Govt plans ‘clean slate’ rule to shield buyers of bankrupt firms
The amendment seeks to give buyers of distressed assets a clean slate by extinguishing all claims by creditors against a bankrupt company once an insolvency resolution plan is approved, said two persons aware of discussions in the government. This covers claims not specifically provided for in the resolution plan.
A specific provision to this effect has been included in the proposed Insolvency and Bankruptcy Code (Amendment) Bill that’s currently before Parliament, they said, speaking on condition of anonymity.
This, however, will not affect recovery of dues from promoters, managerial personnel, or guarantors in certain questionable or voidable transactions executed prior to debt resolution.
The new provision will prevent the kind of credit recovery efforts seen in distressed asset acquisitions such as that of ArcelorMittal Nippon Steel India Ltd’s ₹42,000 crore purchase of Essar Steel India Ltd in 2019, the two persons said.
In that and other similar cases, tribunals and courts shot down recovery efforts by creditors after the resolution plan was approved. But specifically disallowing such recovery bids as part of the Insolvency and Bankruptcy Code will speed up and smoothen the turnaround of bankruptcy companies, they explained.
The Bill seeks to modify IBC provision 31 by specifying that if the National Company Law Tribunal has approved a resolution plan, all claims against a corporate debtor and its assets under any other law in force, prior to the date of approval, will be extinguished.
Also, no proceedings can continue or be instituted against the company to recover such claims.
“Once the debt resolution plan is cleared by the adjudicating authority, no claim from anyone, whether the government or the local authority, will be entertained,” one of the two persons said.
The ‘clean slate’ principle
Codifying the ‘clean slate’ principle through legislative amendment provides much-needed certainty and prevents forum shopping by creditors, experts said. (Forum-shopping refers to deliberately filing a lawsuit in a court or jurisdiction that is expected to provide a more favourable outcome.)
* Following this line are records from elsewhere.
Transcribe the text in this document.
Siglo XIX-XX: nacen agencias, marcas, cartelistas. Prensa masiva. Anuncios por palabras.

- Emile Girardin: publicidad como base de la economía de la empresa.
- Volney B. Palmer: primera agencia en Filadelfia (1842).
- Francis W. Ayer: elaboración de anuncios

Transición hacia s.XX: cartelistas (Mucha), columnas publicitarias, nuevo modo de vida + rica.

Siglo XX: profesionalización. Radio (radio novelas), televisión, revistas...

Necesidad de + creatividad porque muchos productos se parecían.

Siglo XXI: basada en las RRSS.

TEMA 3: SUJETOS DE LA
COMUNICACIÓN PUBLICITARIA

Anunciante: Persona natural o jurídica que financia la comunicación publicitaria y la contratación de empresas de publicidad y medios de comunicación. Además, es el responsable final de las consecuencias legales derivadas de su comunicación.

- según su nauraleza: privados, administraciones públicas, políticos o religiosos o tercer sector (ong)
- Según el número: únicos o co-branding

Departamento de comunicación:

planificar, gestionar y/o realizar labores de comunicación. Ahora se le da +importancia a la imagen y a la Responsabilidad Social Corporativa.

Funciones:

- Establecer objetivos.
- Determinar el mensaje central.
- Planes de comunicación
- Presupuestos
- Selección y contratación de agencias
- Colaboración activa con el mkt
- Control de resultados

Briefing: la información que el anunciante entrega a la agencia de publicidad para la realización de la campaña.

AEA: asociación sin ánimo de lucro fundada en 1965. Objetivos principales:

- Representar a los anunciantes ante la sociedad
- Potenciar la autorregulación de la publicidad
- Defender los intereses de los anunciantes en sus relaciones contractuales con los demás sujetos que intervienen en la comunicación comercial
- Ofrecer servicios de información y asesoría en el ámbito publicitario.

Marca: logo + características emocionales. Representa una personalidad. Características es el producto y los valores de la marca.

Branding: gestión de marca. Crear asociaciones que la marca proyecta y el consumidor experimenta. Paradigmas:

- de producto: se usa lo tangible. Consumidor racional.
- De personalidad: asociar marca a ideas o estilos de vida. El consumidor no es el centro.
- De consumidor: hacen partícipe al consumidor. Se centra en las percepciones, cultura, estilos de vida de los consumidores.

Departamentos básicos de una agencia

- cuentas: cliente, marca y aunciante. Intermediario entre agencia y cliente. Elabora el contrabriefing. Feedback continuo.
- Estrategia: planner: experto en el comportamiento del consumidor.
“This amendment is a crucial step toward ensuring the IBC remains a time-bound, effective mechanism for corporate revival,” said Yogendra Aldak, partner at law firm Lakshmikumaran and Sridharan. “By codifying that all claims not provided for in the resolution plan stand extinguished and cannot be enforced or initiated after approval the amendment strengthens the finality of the process.”
The legislative certainty addresses a crucial recurring concern in the turnaround process for bankrupt companies, other experts said.
“TheSupreme Court in Essar Steel v. Satish Kumar Gupta (2019), Ghanshyam Mishra and Sons vs. Edelweiss ARC and Ors. (2021), and Manish Kumar v. Union of India (2021) had already laid the groundwork for this principle,” said Aldak.
“However, inconsistent enforcement and conflicting rulings created loopholes that allowed post-resolution claims to surface and increased collateral litigation. By legally insulating resolution applicants from legacy liabilities, the proposed amendment removes a major deterrent for bidders and investors,” he explained.
Amit Maheshwari, tax partner at AKM Global, a tax and consulting firm, said creditors and statutory authorities have on several occasions attempted to pursue recovery outside the resolution plan, creating uncertainty and delaying its implementation.
The proposed codification of the ‘clean slate’ principle “addresses a recurring concern, seen in large insolvency matters such as Essar Steel and Bhushan Power and Steel, where parallel recovery efforts continued despite NCLT approval”, Maheshwari said.
The proposed amendment, however, maintains accountability by preserving recourse against promoters, guarantors, and joint obligors, he added.
The ministry of corporate affairs and the Insolvency and Bankruptcy Board of India did not reply to emailed queries.